# 4640 air cond



## mrfred (Jul 5, 2011)

How do I know if a new air conditioning pump is no good. System has been down for about 4 years and old pump was froze up. Replaced the pump, received dryer, expansion valve and flushed the system with the John Deere flush. Cleaned the cond. and evaparator. Drew a vacuum for bout 20 minutes. Tried recharging the system and after the second can pressures were in the vacuum side on the low gauge and high side was up to 300. Had the pump not wired to start charging the system then unhooked jumper wire and plugged in the fuse and tried another can and it melted the fuse and compressor got super hot to touch. Dealer said the pump had oil in it so I never checked. Could expansion valve cause this if the lines are still dirty and plugging it. Is there a inline filter available to install before the expansion valve if this is the case. Could the new compressor be bad and how would it act. Thanks to anyone who could help


----------



## Fedup (Feb 25, 2014)

Inline filter? That's what the drier is. That's why it's located ahead of the expansion valve. Could there still be contaminants in lines and fittings? Absolutely! A system empty for four years could have all sorts of such issues, from dry deteriorating hoses to aluminum oxidation on the inside of lines and fittings. Just how did you go about flushing the system prior to assembly? I use a pressure tank myself, and flush each line and component(except the compressor and the drier). In a case like yours I would do each twice, once in each direction, letting the air run for a while after to dry it out. What did you notice, if anything, when you looked at the inside of lines and fittings after the flush? Any brown or dark stain or residue?


----------



## Tx Jim (Jul 28, 2020)

I agree with Fedup that AC system will probably require more thorough flushing. IMHO evacuating an air conditioning system for 20 minutes that been out of service for 4 yrs is not near long enough evacuating time.


----------



## mrfred (Jul 5, 2011)

Think I will replace all the lines if there still available and flush the condenser and evaparator. Was hoping I wouldn't have to but I don't think I have a choice


----------



## Fedup (Feb 25, 2014)

You mentioned earlier that you had "flushed the system". So what did that entail? I'm guessing you missed something in the process.


----------



## Tx Jim (Jul 28, 2020)

Fedup said:


> You mentioned earlier that you had "flushed the system". So what did that entail? I'm guessing you missed something in the process.

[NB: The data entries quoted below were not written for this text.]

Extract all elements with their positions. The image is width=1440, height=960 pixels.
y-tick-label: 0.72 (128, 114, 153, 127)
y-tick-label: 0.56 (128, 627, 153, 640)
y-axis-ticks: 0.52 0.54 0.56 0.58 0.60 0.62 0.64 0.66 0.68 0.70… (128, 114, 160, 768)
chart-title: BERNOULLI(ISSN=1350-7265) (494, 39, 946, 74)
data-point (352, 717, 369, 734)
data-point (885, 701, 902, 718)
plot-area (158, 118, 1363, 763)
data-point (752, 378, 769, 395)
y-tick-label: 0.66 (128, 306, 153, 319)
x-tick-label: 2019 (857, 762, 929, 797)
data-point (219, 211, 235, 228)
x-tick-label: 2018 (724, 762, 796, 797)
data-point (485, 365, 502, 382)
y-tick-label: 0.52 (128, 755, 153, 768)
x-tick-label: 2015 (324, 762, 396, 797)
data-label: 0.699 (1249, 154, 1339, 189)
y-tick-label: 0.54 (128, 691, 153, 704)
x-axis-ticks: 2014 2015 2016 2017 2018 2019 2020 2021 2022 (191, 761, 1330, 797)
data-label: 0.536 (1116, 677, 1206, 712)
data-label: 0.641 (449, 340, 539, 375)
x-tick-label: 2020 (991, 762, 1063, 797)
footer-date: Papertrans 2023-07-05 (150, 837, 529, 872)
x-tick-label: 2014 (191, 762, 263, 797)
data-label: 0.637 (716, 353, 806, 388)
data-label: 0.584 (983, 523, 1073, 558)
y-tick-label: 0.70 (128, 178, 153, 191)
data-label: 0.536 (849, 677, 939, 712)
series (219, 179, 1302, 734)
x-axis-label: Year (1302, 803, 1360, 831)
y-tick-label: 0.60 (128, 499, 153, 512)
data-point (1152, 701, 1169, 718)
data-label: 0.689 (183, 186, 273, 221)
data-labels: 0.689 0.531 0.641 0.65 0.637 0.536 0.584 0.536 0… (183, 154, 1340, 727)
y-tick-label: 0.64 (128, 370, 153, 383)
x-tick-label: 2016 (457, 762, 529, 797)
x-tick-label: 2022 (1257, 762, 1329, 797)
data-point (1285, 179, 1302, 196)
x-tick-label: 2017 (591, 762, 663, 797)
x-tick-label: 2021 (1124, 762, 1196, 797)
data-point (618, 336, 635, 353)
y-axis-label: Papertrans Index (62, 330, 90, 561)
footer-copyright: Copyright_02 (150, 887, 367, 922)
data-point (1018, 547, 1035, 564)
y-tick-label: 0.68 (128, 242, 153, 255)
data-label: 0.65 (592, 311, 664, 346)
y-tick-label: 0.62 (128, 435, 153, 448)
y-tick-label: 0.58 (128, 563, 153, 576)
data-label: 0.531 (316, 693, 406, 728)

I'm also interested is method utilized for flushing. Did you utilize the flush tool designed for flushing AC systems? What type compressor does your tractor have(Delco or Denso)?


----------



## mrfred (Jul 5, 2011)

Replaced all A.C. Lines and hoses, expansion valve and receiver dryer again and system is working excellent now


----------



## Tx Jim (Jul 28, 2020)

Congratulations on your repair & thanks for the update.


----------